Will this damage the adult tooth growing underneath?
Correctly performed and monitored, the procedure protects the adult tooth. The whole reason to act at this stage is that untreated pulp infection spreading into the jawbone — where the permanent tooth bud is developing — is what damages permanent teeth. The procedure stops the infection from reaching that tissue. Not treating is the risk. The procedure contains it.
My child is already anxious about dentists. Will this make everything worse?
Not if the environment handles it well. Tell-show-do, appointment pacing, nitrous oxide, oral sedation — standard tools in a specialist setting. Have the conversation with the practice before the appointment: what does this child need? A practice that manages anxious children routinely has seen worse than yours.

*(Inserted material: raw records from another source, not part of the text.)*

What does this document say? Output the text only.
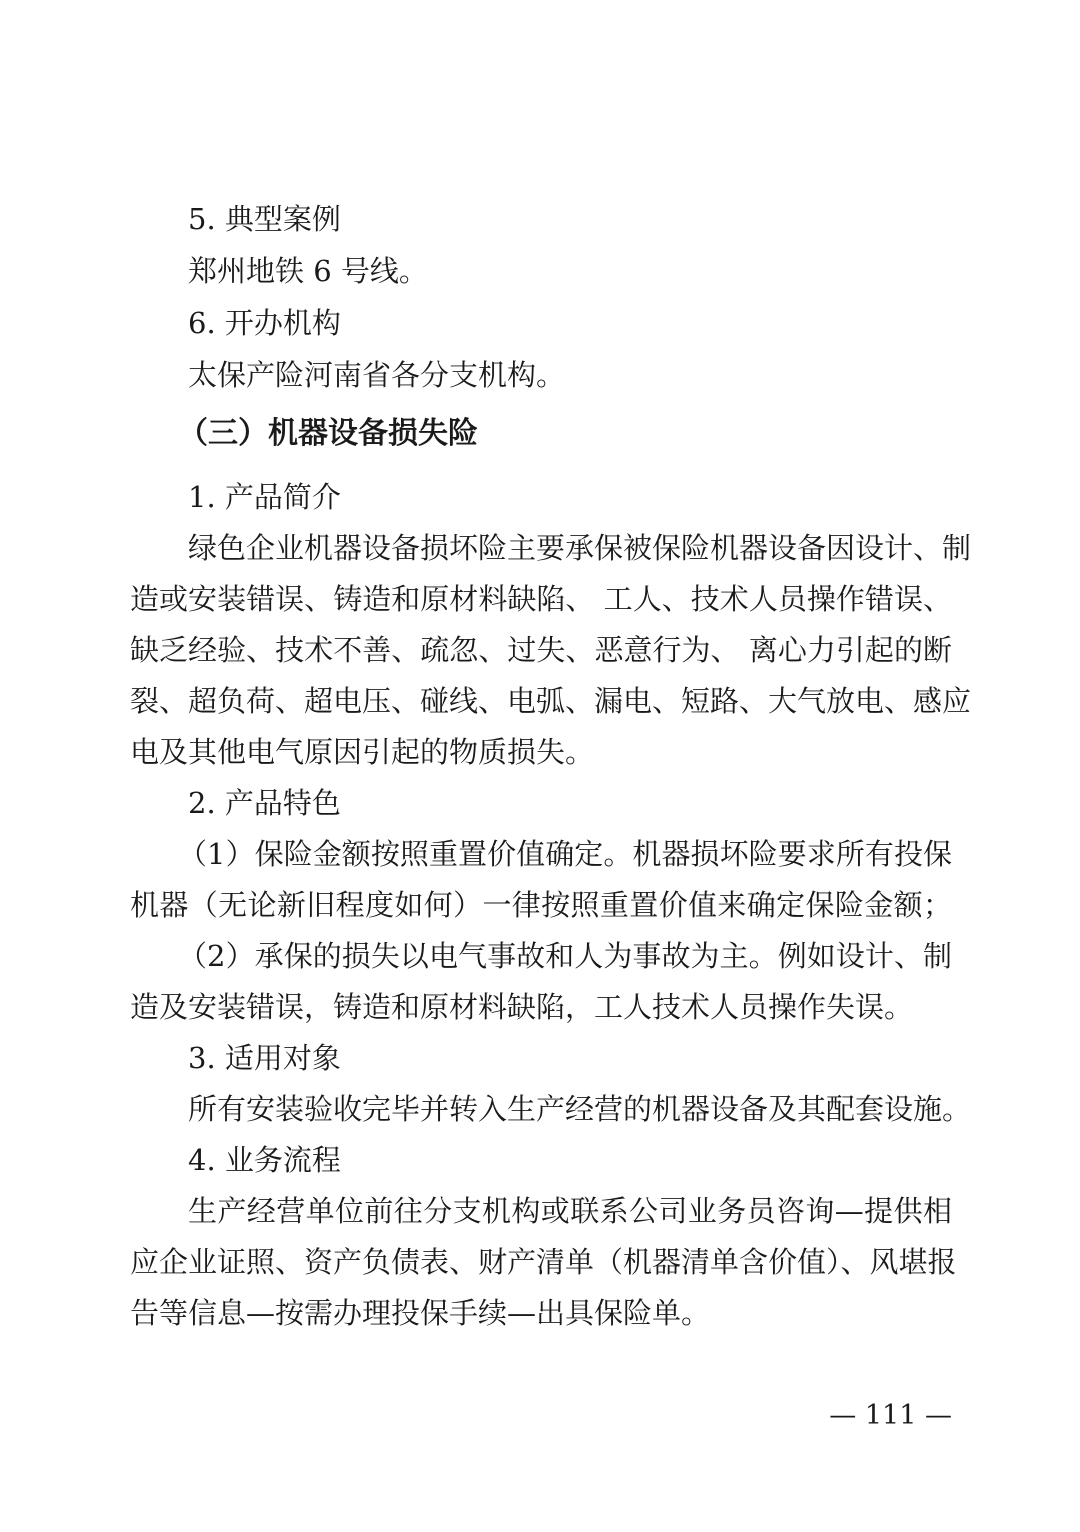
5. 典型案例
郑州地铁 6 号线。
6. 开办机构
太保产险河南省各分支机构。
（三）机器设备损失险
1. 产品简介
绿色企业机器设备损坏险主要承保被保险机器设备因设计、制
造或安装错误、铸造和原材料缺陷、 工人、技术人员操作错误、
缺乏经验、技术不善、疏忽、过失、恶意行为、 离心力引起的断
裂、超负荷、超电压、碰线、电弧、漏电、短路、大气放电、感应
电及其他电气原因引起的物质损失。
2. 产品特色
（1）保险金额按照重置价值确定。机器损坏险要求所有投保
机器（无论新旧程度如何）一律按照重置价值来确定保险金额；
（2）承保的损失以电气事故和人为事故为主。例如设计、制
造及安装错误，铸造和原材料缺陷，工人技术人员操作失误。
3. 适用对象
所有安装验收完毕并转入生产经营的机器设备及其配套设施。
4. 业务流程
生产经营单位前往分支机构或联系公司业务员咨询—提供相
应企业证照、资产负债表、财产清单（机器清单含价值）、风堪报
告等信息—按需办理投保手续—出具保险单。
— 111 —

How do I know if it worked?
In the short term: the crown is stable, the child is not in pain beyond the first couple of days, eating is normal. Over time: follow-up X-rays at subsequent dental visits check for pathological root resorption, the main indicator of failure. Success builds as a picture across multiple appointments. It is not confirmed in a single visit. Attending the follow-up appointments is not optional — that is how failure gets caught before it becomes a bigger problem.
What does this cost in Dubai, and will insurance actually cover it?
Costs vary by clinic and by whether sedation is involved. The fee typically covers the procedure, the crown, and the X-rays taken beforehand. Most UAE health plans include paediatric dental procedures, though some require pre-authorisation for more complex treatments. Confirm coverage with both the insurer and the clinic before the appointment.